Nee true of false Opnieuw
truncate
Batchgrootte Geef op hoeveel rijen er in elke batch worden geschreven. Grotere batchgrootten verbeteren compressie en geheugenoptimalisatie, maar risico op geheugenuitzonderingen bij het opslaan van gegevens in de cache. Nee Geheel getal batchSize
Gebruikersdatabaseschema selecteren Standaard wordt er een tijdelijke tabel gemaakt onder het sinkschema als fasering. U kunt ook de optie Sink-schema gebruiken uitschakelen en in plaats daarvan een schemanaam opgeven waaronder Data Factory een faseringstabel maakt om upstreamgegevens te laden en deze automatisch op te schonen na voltooiing. Zorg ervoor dat u een tabelmachtiging hebt gemaakt in de database en dat u de machtiging voor het schema wijzigt. Nee String stagingSchemaName
Pre- en post-SQL-scripts Geef SQL-scripts met meerdere regels op die worden uitgevoerd vóór (voorverwerking) en na (naverwerking) gegevens naar uw Sink-database worden geschreven. Nee String preSQLs
postSQLs

Tip

  1. Het is raadzaam om scripts met één batch met meerdere opdrachten in meerdere batches te splitsen.
  2. Alleen DDL-instructies (Data Definition Language) en DML-instructies (Data Definition Language) die een eenvoudig aantal updates retourneren, kunnen worden uitgevoerd als onderdeel van een batch. Meer informatie over het uitvoeren van batchbewerkingen
  • Incrementeel extraheren inschakelen: gebruik deze optie om ADF te laten weten dat alleen rijen moeten worden verwerkt die zijn gewijzigd sinds de laatste keer dat de pijplijn is uitgevoerd.

  • Incrementele kolom: Wanneer u de functie incrementeel extraheren gebruikt, moet u de datum/tijd of numerieke kolom kiezen die u wilt gebruiken als het watermerk in de brontabel.

  • Begin met lezen: Als u deze optie instelt met incrementeel uitpakken, wordt ADF geïnstrueerd om alle rijen te lezen bij de eerste uitvoering van een pijplijn, waarbij incrementeel extract is ingeschakeld.

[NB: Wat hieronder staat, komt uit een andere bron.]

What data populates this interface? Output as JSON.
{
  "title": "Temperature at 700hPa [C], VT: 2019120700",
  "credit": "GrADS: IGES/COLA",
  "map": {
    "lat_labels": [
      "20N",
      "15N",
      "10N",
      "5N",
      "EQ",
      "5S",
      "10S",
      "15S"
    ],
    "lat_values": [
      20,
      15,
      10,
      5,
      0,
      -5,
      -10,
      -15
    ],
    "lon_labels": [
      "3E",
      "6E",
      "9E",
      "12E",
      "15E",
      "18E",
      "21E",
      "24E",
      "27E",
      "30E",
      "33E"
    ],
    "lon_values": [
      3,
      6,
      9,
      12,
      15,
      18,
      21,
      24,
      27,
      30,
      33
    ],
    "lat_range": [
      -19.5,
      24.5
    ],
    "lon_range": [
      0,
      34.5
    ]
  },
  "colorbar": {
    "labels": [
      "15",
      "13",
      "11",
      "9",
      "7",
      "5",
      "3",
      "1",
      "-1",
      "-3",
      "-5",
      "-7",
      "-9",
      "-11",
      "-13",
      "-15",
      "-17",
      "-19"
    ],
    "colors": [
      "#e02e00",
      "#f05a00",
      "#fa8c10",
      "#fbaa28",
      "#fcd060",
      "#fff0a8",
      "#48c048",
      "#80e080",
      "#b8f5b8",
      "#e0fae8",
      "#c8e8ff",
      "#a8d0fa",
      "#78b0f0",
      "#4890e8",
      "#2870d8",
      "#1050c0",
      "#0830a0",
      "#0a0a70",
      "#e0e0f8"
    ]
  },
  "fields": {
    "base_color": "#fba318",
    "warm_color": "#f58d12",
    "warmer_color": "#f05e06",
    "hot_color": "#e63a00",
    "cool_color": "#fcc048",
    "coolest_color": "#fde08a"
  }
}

Voorbeeld van azure Database for PostgreSQL-sinkscript

Wanneer u Azure Database for PostgreSQL als sinktype gebruikt, is het bijbehorende gegevensstroomscript:

IncomingStream sink(allowSchemaDrift: true,
    validateSchema: false,
    deletable:false,
    insertable:true,
    updateable:true,
    upsertable:true,
    keys:['keyColumn'],
    format: 'table',
    skipDuplicateMapInputs: true,
    skipDuplicateMapOutputs: true) ~> AzurePostgreSQLSink

Eigenschappen van opzoekactiviteit

Zie Lookup-activiteit voor meer informatie over de eigenschappen.

Zie Ondersteunde gegevensarchieven voor een lijst met gegevensarchieven die worden ondersteund als bronnen en sinks door de kopieeractiviteit.